初勝利後に骨にヒビが見つかって放牧に出されたため、その2つへの挑戦は幻と終わったが、夏に復帰すると一気に3連勝。
さらにローズステークスでは春に桜花賞を勝ったアローキャリーらを相手に3馬身差の快勝劇を挙げたにもかかわらず「能力の半分も出していない」と騎乗した松永幹夫騎手(現:調教師)がコメントしたことなども相まって、秋華賞での単勝オッズは1.1倍、支持率は72.0%の圧倒的な人気に推された。
このレースから同年、フランスを騎乗拠点に据えていた武騎手が鞍上に復帰。レース前に「向こうのクラシックで乗ったどんな馬よりずっと強い」とコメントしており、果たしてその手応えがどれほどのものなのか、注目は集まっていた。
レースでは好スタートからすんなり前目に取りつき、引っかかることもなく落ち着いて道中を進める。そして勝負所で自然に加速すると、各馬の動きが激しくなるのを尻目に馬なりで先頭に抜け出し、軽く肩ムチを入れられるとエンジンが点火。
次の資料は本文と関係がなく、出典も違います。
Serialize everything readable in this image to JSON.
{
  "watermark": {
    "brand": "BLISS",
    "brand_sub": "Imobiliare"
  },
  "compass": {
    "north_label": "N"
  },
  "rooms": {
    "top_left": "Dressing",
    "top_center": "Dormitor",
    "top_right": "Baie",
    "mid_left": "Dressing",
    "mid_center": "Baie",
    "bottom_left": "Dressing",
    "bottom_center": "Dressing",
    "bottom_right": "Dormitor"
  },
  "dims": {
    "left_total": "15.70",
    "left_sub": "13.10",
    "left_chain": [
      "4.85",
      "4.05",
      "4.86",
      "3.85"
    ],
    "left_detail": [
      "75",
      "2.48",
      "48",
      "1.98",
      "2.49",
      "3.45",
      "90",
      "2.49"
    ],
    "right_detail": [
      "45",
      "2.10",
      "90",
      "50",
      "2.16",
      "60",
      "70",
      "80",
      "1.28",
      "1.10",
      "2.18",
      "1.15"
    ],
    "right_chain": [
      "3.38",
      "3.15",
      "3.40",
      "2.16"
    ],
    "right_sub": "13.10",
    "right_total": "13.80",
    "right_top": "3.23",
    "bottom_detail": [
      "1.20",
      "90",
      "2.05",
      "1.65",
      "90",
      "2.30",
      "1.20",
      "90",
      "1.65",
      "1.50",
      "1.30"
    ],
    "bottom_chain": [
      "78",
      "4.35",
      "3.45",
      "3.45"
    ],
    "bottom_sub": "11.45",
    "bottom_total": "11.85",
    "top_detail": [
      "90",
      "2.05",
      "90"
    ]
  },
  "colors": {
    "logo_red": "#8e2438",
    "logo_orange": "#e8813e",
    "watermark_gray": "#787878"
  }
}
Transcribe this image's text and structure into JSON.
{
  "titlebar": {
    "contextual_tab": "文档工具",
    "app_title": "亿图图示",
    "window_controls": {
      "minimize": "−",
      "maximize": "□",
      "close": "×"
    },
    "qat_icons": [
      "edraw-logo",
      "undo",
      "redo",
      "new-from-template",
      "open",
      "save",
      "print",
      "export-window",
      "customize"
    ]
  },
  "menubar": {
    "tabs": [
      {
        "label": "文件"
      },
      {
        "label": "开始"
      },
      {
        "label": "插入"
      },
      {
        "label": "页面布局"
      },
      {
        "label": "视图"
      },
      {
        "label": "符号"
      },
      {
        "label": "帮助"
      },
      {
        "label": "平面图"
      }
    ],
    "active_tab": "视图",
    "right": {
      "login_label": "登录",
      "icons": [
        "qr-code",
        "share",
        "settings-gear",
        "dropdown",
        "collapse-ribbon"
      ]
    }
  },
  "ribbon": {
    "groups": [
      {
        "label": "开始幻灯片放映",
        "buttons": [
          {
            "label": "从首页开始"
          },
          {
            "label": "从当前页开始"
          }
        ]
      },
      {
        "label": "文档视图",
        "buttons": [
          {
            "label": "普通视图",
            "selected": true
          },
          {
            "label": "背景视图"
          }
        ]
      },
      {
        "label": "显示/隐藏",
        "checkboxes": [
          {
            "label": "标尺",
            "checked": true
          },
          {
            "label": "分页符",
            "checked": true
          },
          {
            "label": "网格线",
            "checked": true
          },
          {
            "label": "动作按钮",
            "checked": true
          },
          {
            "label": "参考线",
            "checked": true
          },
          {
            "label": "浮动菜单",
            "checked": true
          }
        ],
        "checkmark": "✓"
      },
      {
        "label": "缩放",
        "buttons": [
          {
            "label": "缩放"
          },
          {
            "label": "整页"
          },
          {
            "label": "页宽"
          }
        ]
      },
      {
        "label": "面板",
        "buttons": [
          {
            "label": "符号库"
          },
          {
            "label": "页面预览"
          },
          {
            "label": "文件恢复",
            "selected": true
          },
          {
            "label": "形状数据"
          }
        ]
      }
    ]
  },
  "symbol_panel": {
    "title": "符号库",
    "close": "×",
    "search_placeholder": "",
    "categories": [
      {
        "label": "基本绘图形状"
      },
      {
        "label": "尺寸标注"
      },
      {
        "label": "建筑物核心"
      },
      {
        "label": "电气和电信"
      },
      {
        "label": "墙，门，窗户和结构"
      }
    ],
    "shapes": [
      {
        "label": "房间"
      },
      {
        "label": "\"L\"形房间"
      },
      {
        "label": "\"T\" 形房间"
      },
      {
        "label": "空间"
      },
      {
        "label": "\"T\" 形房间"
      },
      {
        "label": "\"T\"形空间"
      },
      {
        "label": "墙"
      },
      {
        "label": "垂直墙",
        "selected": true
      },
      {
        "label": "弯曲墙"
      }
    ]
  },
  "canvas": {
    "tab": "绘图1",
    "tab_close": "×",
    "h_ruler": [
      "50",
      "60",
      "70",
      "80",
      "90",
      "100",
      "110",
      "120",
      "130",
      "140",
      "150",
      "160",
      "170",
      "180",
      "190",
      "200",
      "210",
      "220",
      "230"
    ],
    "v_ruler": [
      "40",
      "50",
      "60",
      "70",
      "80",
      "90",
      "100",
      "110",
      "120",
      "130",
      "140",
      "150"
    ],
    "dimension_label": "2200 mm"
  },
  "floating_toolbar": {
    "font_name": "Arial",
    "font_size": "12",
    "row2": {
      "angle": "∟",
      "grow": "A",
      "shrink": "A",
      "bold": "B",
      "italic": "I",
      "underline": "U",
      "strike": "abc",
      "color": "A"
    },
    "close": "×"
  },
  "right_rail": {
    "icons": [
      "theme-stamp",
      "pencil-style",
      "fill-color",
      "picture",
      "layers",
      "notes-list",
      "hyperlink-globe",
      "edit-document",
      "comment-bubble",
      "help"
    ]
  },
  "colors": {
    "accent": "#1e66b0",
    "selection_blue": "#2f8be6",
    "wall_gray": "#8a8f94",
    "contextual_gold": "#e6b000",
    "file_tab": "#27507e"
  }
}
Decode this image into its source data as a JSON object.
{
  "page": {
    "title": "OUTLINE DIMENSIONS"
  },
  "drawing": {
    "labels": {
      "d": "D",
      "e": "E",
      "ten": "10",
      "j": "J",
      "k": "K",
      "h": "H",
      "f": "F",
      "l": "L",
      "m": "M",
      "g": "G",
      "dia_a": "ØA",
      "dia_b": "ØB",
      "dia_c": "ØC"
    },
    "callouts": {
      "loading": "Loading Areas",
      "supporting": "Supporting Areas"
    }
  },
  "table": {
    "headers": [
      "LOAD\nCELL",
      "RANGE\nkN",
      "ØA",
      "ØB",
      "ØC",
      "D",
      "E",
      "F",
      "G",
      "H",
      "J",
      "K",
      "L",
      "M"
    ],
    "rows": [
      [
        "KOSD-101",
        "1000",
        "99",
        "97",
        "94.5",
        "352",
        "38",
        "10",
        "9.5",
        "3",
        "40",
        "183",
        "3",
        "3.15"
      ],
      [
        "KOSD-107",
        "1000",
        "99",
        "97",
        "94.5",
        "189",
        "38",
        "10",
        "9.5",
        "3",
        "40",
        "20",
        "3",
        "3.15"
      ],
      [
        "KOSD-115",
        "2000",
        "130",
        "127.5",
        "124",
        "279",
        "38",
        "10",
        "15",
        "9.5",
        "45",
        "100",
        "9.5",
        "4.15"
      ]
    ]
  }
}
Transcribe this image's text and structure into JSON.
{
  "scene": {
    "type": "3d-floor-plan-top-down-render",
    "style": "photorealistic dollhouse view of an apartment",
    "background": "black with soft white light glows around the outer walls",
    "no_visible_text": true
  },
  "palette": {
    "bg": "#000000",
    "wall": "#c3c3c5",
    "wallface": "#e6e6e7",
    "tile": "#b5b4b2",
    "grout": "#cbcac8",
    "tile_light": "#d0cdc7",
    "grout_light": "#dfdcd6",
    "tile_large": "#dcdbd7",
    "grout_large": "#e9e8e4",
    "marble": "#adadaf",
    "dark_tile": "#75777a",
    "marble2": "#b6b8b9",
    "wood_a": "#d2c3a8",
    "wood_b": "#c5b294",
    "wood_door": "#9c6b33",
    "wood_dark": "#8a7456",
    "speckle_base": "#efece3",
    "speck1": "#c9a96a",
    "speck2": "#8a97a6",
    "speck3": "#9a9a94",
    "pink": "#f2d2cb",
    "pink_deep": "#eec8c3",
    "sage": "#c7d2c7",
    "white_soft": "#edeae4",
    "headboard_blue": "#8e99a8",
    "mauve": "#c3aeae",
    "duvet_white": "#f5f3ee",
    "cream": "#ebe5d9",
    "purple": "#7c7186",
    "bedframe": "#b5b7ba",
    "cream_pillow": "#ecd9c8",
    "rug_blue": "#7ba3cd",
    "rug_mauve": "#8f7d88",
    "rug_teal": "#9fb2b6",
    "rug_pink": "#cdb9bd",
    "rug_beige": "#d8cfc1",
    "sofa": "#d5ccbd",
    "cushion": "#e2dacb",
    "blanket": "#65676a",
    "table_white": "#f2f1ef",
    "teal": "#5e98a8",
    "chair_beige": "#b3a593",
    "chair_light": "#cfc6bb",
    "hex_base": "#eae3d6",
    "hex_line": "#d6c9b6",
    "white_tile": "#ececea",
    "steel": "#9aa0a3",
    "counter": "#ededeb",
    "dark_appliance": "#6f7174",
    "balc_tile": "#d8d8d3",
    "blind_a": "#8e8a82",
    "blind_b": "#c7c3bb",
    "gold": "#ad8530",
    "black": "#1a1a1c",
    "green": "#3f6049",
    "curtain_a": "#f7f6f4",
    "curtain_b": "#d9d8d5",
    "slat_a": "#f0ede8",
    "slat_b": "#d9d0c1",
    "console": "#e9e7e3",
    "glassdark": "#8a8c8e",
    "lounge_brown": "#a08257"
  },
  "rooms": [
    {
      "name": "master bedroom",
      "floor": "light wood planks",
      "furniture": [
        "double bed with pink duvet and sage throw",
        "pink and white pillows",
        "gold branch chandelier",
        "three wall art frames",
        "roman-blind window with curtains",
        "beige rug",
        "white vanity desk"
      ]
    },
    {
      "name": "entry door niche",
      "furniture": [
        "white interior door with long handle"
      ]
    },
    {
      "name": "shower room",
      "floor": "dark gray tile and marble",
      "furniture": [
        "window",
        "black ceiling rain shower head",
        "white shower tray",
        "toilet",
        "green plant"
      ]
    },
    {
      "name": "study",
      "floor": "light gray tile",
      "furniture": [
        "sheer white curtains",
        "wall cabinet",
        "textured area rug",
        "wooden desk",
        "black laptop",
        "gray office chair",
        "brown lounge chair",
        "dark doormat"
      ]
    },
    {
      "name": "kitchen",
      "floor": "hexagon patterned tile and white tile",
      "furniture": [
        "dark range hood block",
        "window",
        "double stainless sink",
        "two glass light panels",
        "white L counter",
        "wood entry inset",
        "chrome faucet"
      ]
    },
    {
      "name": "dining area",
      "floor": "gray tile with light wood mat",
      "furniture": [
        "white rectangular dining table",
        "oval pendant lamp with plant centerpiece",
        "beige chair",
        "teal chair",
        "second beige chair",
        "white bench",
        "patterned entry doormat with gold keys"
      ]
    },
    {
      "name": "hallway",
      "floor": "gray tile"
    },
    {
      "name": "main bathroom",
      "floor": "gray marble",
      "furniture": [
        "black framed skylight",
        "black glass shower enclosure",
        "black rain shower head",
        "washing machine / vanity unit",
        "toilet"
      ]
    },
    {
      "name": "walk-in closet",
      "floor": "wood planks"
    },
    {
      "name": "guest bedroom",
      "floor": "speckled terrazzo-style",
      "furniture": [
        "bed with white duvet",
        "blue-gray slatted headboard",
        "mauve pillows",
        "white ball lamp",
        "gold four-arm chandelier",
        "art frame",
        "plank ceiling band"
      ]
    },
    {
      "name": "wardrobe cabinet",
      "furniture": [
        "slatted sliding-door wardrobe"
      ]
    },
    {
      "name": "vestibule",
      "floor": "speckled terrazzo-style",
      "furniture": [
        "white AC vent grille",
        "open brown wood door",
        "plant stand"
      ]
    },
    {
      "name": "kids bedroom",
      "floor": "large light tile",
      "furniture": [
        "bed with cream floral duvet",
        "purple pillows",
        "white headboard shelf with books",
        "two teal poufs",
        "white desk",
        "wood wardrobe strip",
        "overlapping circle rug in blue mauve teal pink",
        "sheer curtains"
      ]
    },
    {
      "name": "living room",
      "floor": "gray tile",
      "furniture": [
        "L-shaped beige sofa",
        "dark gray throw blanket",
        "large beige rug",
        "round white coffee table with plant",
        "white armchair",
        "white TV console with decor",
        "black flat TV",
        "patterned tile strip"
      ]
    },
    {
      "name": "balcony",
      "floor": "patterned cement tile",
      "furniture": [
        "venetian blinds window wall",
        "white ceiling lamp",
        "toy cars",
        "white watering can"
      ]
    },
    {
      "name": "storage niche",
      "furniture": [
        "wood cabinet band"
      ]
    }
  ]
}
一気に後続を突き放した彼女は、既に100mの地点で武騎手が流しに入るほどのぶっちぎりでG1初勝利を飾った。
この勝利で武騎手は前人未到のG1級競走への騎乗機会5連勝を達成。翌週のノーリーズンでは落馬の憂き目に遭ったが、2週間後に再びファインモーションでエリザベス女王杯に挑戦するとここもあっさり完勝し、しっかり良い流れを取り戻した。
武騎手に「世界で勝負になる」と意識させたファインモーション。結果的に海外遠征はないまま現役生活を終えたが、もし無事にヨーロッパへ飛んでいたなら、一体どんな走りを我々に見せてくれていたのだろうか。